Eastbound trash-train approaches Lilly; it’s probably empty. (Photo by BobbaLew.) |
• A “grade-crossing stanchion” is the post on which the crossing-gates and flashing red lights are mounted.
• “Brickyard Crossing” is the only road-crossing at grade in Altoona. All others are bridges. It’s actually Porta Road, but it’s so lightly travelled an overpass wasn’t warranted. The railroad and railfans call it “Brickyard” because a brick-manufactory was once adjacent, but now it’s gone.
• “AR” are the telegraph call-letters of an old signal-tower beside Track One atop Allegheny Mountain. The tower still stands, but it’s abandoned.
• “New Portage tunnel” was part of a state-sponsored railroad in the “State Public-Works System,” a long-ago combination canal and railroad built to compete with the Erie Canal. The original “Public-Works” used an inclined-plane portage railroad to get over Allegheny Mountain, but it was so time-consuming and cumbersome it prompted the privately-capitalized Pennsylvania Railroad. A new portage railroad was built to circumvent the original inclined-plane portage railroad, and it included “New Portage tunnel” atop Allegheny Mountain. But it was quickly abandoned, and “New Portage Railroad,” including that tunnel, went to Pennsy for a dollar. A ramp —The Slide— had to be built up to the tunnel. Plus New Portage Railroad became a secondary over the mountain, but didn’t go to Altoona. It’s abandoned.

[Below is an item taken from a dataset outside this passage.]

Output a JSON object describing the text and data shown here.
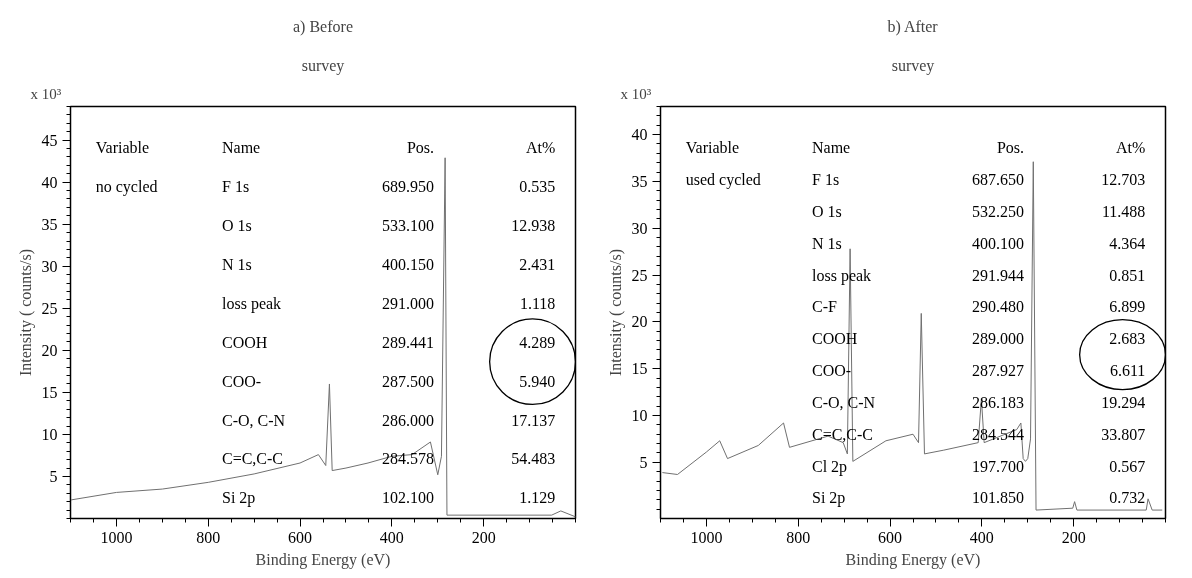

• “Positive-Train-Control” is gumint-mandated. Trains are controlled independent of human input, supposedly to skonk human error. I have a computer. What if PTC mucks up? Suddenly humans are needed to override PTC.
• “263,” “249,” ”258.8,” and “253.1” are all milepost locations from Philadelphia. Other signal locations were named the telegraph call-letters of old Pennsy signal-towers, e.g. “AR” and “MO.”